Soprattutto la presenza di aree boschive e di vasti acquitrini, negli avvallamenti, contribuiva
all’isolamento delle comunità umane ivi stanziate. Il territorio era limitato a Nord dal Tevere , a
Ovest dal mare, a Est dai primi altipiani che segnano il confine fra i Latini e le popolazioni
sabelliche e a Sud , infine , dagli ultimi contrafforti dei colli Albani che si sporgono sulla grande
pianura che si apre verso Cisterna, Circeo e Terracina.
Nella primitiva economia delle popolazioni laziali un ruolo importante era rappresentato
dall’allevamento, dove, accanto alla pecora, ebbe per molto tempo fondamentale importanza il
maiale. Era però già praticata anche una forma primitiva di agricoltura , legata anzitutto alla
coltivazione di farro. Abbastanza antico appare anche lo sfruttamento di certi alberi da frutto , come
il fico e , l’ulivo mentre la vite avrebbe assunto maggiore rilevanza in età successiva.

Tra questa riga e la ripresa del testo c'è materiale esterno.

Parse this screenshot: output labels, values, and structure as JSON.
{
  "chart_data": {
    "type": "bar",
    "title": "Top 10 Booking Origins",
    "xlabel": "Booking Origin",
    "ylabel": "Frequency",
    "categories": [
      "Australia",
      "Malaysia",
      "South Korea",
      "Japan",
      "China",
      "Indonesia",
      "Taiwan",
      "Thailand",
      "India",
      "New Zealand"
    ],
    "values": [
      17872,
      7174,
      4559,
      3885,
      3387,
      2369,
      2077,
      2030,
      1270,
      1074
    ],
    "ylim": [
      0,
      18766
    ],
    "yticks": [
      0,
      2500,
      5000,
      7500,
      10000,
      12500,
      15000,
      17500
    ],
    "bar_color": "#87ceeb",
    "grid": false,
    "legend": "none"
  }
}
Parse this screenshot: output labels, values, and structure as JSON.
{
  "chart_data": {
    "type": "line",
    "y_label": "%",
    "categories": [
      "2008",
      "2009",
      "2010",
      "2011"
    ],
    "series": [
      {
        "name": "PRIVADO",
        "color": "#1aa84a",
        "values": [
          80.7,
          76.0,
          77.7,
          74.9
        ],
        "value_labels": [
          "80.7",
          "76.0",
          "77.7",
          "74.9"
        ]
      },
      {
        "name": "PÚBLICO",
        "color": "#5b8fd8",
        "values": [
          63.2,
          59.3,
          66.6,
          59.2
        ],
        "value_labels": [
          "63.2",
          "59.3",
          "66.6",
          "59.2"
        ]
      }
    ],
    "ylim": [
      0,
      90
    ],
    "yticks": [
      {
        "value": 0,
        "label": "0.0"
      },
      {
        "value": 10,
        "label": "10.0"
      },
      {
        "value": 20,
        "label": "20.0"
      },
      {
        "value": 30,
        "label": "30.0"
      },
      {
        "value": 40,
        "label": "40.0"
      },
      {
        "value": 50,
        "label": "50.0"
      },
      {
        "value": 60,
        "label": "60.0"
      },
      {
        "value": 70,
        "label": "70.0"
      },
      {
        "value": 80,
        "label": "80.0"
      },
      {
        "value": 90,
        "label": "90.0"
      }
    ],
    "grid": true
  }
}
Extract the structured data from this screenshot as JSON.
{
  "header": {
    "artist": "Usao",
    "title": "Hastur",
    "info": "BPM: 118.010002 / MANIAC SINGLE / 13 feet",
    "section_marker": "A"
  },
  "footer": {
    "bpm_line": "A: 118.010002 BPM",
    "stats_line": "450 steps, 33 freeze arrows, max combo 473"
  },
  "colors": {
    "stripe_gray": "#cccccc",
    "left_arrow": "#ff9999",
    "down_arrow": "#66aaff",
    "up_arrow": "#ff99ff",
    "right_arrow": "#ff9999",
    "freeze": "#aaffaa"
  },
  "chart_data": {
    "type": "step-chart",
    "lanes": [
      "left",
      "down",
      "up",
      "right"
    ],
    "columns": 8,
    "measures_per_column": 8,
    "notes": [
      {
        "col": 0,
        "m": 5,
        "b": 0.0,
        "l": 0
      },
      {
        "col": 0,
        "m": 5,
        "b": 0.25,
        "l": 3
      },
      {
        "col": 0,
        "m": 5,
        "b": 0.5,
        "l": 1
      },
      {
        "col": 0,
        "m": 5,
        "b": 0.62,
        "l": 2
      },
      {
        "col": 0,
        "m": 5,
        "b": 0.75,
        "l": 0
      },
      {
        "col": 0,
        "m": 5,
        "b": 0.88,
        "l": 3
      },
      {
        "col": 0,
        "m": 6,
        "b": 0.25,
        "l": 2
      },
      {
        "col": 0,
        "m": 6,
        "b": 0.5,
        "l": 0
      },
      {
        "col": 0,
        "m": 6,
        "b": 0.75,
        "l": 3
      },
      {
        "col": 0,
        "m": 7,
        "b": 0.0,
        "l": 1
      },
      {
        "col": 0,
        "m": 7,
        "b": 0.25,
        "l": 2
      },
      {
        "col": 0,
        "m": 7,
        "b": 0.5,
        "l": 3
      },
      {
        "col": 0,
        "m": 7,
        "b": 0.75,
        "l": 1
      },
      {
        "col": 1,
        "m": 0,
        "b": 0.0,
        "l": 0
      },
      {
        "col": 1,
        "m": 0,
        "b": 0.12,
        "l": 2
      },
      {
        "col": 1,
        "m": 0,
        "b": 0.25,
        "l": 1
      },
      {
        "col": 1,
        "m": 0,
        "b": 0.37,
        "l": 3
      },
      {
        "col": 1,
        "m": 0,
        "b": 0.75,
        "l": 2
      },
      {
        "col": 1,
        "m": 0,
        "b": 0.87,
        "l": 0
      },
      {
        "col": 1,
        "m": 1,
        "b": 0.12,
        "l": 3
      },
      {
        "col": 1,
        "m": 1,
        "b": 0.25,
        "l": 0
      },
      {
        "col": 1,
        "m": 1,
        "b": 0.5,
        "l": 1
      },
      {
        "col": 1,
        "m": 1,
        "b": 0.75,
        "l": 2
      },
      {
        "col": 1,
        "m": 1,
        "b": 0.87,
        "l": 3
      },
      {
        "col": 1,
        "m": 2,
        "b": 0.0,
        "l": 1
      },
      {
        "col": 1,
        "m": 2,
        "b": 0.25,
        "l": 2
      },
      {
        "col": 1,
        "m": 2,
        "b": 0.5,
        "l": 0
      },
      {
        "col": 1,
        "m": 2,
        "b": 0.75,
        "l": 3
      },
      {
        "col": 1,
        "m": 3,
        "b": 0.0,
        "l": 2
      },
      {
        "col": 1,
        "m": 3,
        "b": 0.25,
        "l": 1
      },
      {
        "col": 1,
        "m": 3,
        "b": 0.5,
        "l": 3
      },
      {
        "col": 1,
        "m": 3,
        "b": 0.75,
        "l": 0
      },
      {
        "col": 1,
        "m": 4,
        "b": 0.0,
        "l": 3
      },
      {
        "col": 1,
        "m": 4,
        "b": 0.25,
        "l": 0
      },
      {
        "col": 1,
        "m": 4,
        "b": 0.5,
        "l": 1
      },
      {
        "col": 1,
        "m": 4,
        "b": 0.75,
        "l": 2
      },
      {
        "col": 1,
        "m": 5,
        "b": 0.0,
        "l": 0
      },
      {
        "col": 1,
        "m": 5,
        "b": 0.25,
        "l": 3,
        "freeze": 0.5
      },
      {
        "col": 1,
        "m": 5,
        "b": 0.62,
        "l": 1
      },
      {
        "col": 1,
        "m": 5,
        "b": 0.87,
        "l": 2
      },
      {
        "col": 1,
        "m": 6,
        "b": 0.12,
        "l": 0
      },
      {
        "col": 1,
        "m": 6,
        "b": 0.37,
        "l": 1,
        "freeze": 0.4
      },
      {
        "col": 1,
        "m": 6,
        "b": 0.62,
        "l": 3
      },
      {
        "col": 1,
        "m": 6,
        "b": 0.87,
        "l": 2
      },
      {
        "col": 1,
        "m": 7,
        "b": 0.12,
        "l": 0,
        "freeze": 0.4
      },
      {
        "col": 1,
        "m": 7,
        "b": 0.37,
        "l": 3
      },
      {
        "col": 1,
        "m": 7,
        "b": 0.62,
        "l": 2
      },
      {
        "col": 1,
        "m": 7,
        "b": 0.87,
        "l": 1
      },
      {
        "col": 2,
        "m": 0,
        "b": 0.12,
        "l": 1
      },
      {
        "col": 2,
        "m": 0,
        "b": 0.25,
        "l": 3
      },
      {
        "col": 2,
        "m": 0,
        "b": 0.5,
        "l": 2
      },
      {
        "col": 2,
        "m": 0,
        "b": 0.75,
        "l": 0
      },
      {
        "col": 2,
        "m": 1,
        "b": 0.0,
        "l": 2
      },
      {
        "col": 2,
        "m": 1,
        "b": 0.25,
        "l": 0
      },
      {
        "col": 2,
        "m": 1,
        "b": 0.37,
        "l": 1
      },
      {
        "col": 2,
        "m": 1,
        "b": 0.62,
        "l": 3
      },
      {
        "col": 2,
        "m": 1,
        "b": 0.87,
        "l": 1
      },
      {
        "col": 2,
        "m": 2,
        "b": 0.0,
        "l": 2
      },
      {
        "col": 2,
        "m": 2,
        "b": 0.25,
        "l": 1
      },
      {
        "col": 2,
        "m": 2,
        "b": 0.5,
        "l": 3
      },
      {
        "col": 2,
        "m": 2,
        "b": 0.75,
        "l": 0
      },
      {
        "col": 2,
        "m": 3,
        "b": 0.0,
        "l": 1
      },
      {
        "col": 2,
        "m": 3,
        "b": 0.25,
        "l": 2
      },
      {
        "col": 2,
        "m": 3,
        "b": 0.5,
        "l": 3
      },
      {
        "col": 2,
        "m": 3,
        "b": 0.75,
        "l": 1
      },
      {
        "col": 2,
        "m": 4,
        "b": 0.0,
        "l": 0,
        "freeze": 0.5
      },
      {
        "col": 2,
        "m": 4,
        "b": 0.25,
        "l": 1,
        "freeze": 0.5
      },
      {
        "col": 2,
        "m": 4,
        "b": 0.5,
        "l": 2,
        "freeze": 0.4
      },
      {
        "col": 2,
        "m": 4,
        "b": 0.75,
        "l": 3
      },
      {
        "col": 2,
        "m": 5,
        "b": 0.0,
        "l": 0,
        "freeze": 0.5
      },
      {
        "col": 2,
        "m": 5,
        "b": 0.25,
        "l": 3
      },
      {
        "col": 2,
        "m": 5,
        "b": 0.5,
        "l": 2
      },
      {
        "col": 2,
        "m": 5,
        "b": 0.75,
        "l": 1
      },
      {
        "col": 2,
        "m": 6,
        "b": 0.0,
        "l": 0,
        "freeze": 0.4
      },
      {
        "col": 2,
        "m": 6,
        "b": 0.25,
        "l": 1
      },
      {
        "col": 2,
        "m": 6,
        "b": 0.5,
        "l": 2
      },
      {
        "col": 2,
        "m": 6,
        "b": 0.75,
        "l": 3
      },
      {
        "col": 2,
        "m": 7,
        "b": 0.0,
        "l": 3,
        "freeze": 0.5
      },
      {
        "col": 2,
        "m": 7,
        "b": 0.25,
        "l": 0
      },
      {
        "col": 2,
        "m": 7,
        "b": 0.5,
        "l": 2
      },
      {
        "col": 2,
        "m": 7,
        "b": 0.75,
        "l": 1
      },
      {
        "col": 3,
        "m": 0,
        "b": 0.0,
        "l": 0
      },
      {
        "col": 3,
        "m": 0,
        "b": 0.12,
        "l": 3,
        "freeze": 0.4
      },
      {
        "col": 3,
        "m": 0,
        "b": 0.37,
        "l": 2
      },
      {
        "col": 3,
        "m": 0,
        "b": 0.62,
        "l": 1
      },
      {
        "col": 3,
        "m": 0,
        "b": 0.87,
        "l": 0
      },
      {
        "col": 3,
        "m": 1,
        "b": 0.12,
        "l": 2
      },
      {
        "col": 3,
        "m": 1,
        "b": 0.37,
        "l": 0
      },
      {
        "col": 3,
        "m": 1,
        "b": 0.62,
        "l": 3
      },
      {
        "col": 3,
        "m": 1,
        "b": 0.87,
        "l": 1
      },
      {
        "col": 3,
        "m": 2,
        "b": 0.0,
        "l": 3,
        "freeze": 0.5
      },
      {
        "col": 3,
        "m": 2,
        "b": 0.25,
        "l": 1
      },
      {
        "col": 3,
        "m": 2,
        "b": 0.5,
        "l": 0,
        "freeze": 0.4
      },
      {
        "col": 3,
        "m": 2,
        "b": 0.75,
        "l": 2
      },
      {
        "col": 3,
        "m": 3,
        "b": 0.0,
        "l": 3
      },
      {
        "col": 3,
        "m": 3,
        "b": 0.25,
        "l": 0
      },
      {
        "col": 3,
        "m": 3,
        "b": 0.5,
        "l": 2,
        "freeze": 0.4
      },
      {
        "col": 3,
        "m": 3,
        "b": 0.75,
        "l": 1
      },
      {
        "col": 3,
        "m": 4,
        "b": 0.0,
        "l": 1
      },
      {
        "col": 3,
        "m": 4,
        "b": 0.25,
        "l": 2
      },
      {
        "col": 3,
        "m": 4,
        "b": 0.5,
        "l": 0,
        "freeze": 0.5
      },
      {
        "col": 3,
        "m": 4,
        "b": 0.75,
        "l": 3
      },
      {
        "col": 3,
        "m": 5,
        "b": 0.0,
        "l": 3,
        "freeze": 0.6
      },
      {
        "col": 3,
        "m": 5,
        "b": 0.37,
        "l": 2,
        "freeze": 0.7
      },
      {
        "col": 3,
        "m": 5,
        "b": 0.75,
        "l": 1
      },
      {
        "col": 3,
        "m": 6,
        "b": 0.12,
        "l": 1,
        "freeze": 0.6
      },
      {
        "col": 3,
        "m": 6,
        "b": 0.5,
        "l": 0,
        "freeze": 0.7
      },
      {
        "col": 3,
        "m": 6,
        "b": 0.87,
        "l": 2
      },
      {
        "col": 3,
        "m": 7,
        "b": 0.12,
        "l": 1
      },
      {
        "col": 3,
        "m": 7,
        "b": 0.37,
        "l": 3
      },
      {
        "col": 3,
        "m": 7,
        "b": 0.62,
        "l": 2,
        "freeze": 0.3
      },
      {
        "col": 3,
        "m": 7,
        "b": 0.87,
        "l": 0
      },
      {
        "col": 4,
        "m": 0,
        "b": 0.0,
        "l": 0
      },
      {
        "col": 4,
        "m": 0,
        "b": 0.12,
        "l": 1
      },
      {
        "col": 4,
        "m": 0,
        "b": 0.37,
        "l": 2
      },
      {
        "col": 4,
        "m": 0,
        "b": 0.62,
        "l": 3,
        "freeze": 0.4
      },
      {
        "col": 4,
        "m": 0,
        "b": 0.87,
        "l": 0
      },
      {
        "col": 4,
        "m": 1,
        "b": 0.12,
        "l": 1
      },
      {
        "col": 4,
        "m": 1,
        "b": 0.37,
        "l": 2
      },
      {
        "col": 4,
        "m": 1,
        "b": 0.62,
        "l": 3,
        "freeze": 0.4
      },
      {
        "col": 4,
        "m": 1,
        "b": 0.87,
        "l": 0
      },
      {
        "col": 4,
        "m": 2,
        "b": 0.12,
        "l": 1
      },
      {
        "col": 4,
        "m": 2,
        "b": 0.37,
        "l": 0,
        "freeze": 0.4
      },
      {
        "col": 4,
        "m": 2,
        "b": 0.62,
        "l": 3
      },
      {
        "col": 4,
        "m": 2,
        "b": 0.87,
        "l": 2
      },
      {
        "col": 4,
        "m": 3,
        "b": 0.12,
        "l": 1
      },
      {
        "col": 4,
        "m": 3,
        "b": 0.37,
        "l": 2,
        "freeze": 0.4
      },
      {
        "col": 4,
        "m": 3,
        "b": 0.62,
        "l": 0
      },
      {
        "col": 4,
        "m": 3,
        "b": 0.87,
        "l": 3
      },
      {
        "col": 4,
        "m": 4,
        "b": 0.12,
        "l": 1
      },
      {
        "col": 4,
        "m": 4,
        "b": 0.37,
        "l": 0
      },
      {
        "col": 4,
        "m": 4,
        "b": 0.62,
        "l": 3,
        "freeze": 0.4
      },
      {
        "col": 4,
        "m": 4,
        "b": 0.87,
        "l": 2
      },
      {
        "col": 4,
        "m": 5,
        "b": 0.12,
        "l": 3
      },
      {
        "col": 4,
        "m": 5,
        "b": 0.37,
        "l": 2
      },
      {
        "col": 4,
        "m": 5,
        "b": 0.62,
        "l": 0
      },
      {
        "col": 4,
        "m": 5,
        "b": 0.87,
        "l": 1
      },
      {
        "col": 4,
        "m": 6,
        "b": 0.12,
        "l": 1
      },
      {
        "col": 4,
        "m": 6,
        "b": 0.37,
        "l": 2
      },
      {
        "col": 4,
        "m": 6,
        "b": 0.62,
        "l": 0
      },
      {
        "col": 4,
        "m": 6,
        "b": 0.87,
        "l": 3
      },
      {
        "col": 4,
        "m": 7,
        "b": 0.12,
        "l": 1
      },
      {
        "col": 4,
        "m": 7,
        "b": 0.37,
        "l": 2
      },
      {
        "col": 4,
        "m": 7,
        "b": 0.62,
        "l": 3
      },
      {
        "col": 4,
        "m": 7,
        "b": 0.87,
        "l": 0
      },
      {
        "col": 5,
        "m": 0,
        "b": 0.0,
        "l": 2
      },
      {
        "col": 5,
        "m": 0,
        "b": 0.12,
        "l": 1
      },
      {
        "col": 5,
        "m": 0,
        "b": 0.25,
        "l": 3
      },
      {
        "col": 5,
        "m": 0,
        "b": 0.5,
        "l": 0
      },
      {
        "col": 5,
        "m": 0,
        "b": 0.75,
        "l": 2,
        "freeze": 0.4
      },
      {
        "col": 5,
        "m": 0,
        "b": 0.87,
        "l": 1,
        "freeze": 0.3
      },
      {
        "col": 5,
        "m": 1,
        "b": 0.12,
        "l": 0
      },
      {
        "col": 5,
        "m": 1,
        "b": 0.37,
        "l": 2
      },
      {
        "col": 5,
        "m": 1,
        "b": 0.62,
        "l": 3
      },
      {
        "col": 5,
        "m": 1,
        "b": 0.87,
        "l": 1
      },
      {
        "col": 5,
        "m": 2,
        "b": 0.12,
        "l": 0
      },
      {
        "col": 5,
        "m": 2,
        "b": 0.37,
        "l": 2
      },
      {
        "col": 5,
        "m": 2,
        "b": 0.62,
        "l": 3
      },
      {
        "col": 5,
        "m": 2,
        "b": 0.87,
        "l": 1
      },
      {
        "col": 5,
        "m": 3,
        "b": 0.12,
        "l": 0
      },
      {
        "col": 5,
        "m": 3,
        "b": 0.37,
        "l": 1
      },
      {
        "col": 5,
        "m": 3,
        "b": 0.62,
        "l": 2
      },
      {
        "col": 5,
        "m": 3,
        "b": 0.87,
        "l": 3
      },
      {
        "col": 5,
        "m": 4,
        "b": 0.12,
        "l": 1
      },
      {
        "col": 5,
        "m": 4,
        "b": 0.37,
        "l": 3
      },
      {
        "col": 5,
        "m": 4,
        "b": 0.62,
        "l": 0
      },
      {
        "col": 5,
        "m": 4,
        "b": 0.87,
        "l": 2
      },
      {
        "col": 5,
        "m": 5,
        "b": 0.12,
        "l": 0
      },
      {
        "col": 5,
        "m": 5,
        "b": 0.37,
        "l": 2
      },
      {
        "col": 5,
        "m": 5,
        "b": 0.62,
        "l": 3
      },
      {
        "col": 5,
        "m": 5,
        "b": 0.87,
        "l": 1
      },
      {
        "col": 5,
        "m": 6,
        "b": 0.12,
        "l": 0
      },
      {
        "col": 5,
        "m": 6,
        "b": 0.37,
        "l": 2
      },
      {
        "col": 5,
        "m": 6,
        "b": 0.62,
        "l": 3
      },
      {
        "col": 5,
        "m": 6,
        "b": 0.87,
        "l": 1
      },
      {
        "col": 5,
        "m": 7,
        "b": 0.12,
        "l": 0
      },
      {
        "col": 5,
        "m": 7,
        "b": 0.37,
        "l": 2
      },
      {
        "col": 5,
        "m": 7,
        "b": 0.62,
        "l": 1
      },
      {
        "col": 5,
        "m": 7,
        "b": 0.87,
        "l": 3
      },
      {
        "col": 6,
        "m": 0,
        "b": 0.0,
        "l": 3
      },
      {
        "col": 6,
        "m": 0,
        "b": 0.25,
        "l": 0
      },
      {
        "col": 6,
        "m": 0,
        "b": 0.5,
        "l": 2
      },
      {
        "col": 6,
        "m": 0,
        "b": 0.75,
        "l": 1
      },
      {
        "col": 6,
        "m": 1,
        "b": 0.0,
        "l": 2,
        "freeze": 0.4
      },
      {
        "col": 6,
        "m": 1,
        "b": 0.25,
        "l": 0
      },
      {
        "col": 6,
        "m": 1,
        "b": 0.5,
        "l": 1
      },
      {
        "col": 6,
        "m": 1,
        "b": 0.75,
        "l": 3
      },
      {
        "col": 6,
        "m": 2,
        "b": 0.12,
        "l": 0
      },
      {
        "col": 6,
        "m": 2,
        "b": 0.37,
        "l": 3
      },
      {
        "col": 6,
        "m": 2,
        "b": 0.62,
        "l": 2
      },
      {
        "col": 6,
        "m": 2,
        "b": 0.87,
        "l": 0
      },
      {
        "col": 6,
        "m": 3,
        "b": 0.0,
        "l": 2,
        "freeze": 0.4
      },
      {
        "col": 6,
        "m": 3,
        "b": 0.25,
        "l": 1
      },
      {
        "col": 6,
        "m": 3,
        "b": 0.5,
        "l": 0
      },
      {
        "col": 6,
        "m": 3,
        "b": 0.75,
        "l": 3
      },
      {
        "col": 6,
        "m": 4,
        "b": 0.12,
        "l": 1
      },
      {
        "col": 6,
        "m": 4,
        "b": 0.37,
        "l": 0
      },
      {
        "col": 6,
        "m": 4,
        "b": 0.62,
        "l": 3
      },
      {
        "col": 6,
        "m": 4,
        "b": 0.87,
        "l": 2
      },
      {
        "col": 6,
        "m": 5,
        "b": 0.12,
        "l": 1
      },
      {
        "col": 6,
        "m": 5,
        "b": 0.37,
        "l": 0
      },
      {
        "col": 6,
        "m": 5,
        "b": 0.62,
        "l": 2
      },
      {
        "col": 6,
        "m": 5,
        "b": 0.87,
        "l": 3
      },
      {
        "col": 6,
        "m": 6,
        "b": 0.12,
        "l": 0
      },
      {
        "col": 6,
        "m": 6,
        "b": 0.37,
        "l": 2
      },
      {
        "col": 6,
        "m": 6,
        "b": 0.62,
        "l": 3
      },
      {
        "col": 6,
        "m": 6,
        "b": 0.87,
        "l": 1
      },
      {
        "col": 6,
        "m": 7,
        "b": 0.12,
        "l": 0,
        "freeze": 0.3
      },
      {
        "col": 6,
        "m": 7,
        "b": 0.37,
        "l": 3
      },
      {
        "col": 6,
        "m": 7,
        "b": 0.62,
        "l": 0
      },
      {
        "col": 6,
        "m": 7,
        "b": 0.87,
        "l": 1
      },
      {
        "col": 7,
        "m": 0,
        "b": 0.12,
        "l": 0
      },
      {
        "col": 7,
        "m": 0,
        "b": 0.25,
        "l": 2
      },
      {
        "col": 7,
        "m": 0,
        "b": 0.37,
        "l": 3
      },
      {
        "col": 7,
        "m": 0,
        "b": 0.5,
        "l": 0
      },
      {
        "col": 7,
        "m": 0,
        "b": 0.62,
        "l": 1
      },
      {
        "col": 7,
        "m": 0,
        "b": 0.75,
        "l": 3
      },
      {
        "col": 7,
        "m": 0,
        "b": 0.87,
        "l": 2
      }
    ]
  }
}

Sin dagli inizi dell’ultimo millennio a. C venero sviluppandosi , con l’incremento dei livelli
economici delle popolazioni laziali, forme di circolazione di uomini e cose. Le principali rotte
commerciali , attraversando verticalmente la pianura laziale, univano l’Etruria alla Campania : due
aree di più precoce sviluppo economico. Uno dei pochi punti di passaggio, dove era facile il guado
del Tevere , è costituito dall’area su cui sorgerà Roma. Non meno importanti erano anche le vie di
comunicazione del mare verso l’interno : allora , infatti, il Tirreno era già coperto da una fitta rete di
traffici marittimi che contribuivano all’intenso flusso di beni tra la zona costiera degli scambi e
l’entroterra , attraversando la pianura controllata dai colli Albani da un lato, dal Palatino e dal
Campidoglio Quirinale dall’altro. Il nome della Via Salaria , a Roma , ricorda appunto uno di questi
percorsi commerciali, relativo a un bene di fondamentale importanza nell’alimentazione umana : il
sale.
Quest’area , sin dagli inizi dell’ultimo millennio a.C. , era caratterizzata dalla presenza di numerosi
villaggi vicini gli uni agli altri e costituiti da poche capanne. La loro aggregazione interna, e
conseguentemente la reciproca differenziazione, si fondava sulla presenza di forme familiari o
pseudo parentali, legate alla memoria di una più o meno leggendaria discendenza comune. Queste
numerose comunità non sempre e non tutte erano destinate a evolvere verso forme cittadine, talora
piuttosto ristagnando o regredendo in frammenti sparsi nella campagna. Contro ogni accelerazione
della loro crescita materiale giocava la persistente difficoltà di assicurarsi lo sfruttamento di zone
adeguate di territorio. Ciò infatti non implicava solo la capacità di difesa contro l’esterno, ma
soprattutto presupponeva un adeguato controllo dell’uomo sulla natura, né facile né rapido.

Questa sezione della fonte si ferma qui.